Massa pode até ter ficado chateado. Mas quem é que lembra de seleção quando se obtém o melhor resultado da carreira?
No dia seguinte à eliminação do Brasil pela França em 1986, Ayrton Senna ganhou o GP dos EUA em Detroit com uma Lotus. Um gaiato lhe entregou a bandeira brasileira pelo alambrado e ele desfilou com a dita cuja erguida, gesto que se tornaria uma de suas marcas registradas.

Depois, contou que era mais uma provocação aos franceses da Renault, que faziam os motores de sua equipe, do que propriamente um desabafo nacionalista. Senna não se ligava muito em futebol.

Mas o gesto, meio sem-querer, fez justiça à geração que havia sido derrotada no México.

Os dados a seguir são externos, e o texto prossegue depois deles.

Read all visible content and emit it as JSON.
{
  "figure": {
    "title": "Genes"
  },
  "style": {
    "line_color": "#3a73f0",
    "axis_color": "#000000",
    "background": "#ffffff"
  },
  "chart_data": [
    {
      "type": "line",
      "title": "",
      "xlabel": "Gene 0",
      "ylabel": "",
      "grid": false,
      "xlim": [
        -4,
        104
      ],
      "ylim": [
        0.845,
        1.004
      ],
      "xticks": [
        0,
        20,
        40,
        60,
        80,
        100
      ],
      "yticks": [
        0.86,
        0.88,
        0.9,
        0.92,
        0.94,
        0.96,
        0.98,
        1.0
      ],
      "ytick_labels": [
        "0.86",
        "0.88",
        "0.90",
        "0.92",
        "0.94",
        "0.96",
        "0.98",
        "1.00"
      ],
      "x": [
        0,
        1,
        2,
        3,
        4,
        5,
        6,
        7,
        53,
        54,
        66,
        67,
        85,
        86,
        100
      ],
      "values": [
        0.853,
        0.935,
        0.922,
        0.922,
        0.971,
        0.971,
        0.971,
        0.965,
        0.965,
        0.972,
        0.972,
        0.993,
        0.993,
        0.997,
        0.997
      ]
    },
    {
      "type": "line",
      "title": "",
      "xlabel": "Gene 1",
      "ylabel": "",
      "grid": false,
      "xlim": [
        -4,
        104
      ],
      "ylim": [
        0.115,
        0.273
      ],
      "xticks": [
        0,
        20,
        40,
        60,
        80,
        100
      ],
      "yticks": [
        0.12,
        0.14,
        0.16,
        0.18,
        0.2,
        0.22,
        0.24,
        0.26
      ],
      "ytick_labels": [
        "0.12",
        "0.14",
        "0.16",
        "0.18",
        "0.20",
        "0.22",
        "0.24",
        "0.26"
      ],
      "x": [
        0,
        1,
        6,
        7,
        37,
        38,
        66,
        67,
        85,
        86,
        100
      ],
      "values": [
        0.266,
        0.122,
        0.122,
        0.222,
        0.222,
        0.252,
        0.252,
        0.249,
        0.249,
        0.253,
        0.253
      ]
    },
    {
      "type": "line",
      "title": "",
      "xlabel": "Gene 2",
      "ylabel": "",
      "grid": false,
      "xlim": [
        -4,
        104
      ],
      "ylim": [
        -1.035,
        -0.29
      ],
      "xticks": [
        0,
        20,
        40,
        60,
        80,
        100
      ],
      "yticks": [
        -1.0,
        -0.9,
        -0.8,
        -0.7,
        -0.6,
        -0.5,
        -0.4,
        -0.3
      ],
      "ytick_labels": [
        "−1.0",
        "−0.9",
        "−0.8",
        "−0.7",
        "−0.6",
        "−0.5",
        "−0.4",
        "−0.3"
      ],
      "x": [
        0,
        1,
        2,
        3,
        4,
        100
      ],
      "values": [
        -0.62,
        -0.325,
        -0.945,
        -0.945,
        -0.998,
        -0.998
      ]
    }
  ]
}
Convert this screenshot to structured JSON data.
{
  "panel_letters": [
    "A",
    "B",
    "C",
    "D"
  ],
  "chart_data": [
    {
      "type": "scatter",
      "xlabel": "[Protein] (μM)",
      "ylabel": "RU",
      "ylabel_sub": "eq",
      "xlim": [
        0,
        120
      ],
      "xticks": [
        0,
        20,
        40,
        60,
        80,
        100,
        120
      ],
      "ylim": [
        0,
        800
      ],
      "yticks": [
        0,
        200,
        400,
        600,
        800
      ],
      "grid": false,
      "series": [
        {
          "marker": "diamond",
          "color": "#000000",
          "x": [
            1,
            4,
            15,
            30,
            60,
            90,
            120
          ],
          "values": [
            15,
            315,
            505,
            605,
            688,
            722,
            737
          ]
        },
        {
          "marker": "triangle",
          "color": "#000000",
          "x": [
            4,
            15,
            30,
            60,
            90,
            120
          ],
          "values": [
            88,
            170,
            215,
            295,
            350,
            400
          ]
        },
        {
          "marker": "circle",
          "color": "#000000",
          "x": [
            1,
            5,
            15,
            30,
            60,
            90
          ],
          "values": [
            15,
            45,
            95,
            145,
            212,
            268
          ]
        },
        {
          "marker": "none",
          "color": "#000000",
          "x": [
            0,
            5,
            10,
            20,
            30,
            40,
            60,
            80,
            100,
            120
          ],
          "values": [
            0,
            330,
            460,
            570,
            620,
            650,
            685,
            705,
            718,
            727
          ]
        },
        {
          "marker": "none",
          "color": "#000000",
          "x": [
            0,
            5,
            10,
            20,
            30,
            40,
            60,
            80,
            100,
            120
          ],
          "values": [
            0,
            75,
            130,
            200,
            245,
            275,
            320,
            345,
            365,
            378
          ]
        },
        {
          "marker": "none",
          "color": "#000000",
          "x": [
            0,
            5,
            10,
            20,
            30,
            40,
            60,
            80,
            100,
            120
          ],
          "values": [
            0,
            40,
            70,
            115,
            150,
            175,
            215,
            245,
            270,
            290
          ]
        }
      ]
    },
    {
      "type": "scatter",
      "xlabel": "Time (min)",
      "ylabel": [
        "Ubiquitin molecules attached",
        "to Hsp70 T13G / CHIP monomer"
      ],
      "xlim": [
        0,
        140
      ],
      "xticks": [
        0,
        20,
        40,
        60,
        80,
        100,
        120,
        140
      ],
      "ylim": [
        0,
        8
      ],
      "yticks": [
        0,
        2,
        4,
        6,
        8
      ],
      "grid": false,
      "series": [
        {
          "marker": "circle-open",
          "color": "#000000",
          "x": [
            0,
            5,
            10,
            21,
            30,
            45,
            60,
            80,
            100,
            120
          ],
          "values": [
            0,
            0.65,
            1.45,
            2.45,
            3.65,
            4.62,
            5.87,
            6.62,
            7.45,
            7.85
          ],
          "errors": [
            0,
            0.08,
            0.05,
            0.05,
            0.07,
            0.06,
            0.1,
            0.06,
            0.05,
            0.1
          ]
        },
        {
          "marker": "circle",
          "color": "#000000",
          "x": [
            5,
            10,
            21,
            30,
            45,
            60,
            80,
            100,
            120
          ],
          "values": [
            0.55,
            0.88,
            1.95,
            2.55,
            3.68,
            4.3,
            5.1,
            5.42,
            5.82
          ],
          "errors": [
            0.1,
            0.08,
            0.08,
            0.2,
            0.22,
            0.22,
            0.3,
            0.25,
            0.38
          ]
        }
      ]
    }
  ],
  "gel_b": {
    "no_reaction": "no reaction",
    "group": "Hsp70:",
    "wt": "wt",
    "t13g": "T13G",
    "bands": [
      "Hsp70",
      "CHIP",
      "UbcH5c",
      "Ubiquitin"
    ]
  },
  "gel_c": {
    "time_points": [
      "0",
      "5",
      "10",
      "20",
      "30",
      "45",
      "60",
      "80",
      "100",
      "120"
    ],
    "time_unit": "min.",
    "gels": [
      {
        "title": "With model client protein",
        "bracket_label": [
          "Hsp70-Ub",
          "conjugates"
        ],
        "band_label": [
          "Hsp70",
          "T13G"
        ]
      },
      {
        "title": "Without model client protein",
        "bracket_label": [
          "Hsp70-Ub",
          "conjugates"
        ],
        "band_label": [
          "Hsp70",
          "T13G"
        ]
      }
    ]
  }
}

Uma geração que incluía Júnior, Falcão, Sócrates, Zico, mais Carlos, Edinho, Careca, Muller... Daquele grupo, só dois, Edinho e Júnior, jogavam fora do Brasil — um na Udinese, outro no Torino.

O gesto fez justiça a Telê e ao futebol brasileiro, entendendo-se por futebol brasileiro aquele jogado no Brasil, não por brasileiros na Europa, que acabam tornando-se praticantes do futebol europeu, pois cada vez mais vão-se embora cedo, sem saber direito como é jogar no Mineirão, no Beira-Rio, no Canindé, no Brinco de Ouro, no Serra Dourada, na Vila Belmiro, no Pacaembu.

Domingo, em Indianápolis, nem Barrichello, nem Massa, tinham chances reais de vitória, e se ganhassem não desfilariam com bandeira alguma nas mãos, porque a FIA proíbe que qualquer objeto estranho seja entregue a um piloto ao final de uma corrida.

Mas um deles, Felipe, foi ao pódio. Sem bandeira alguma, sorriso aberto, sem demonstrar chateação nenhuma pelo que acontecera um dia antes. Massa nem deve ter pensado nisso. Mas, de novo sem-querer, desenhou-se um retrato da reação do país à derrota para a França.

Indiferença. É apenas isso que mereceu de todos a seleção, que já faz tempo que não é mais brasileira — pode até ser formada por jogadores brasileiros, mas está longe, muito longe de representar o país. É um time de celebrities e popstars. Assim mesmo, em inglês. Aqui se fala outra língua e se vive de outro jeito.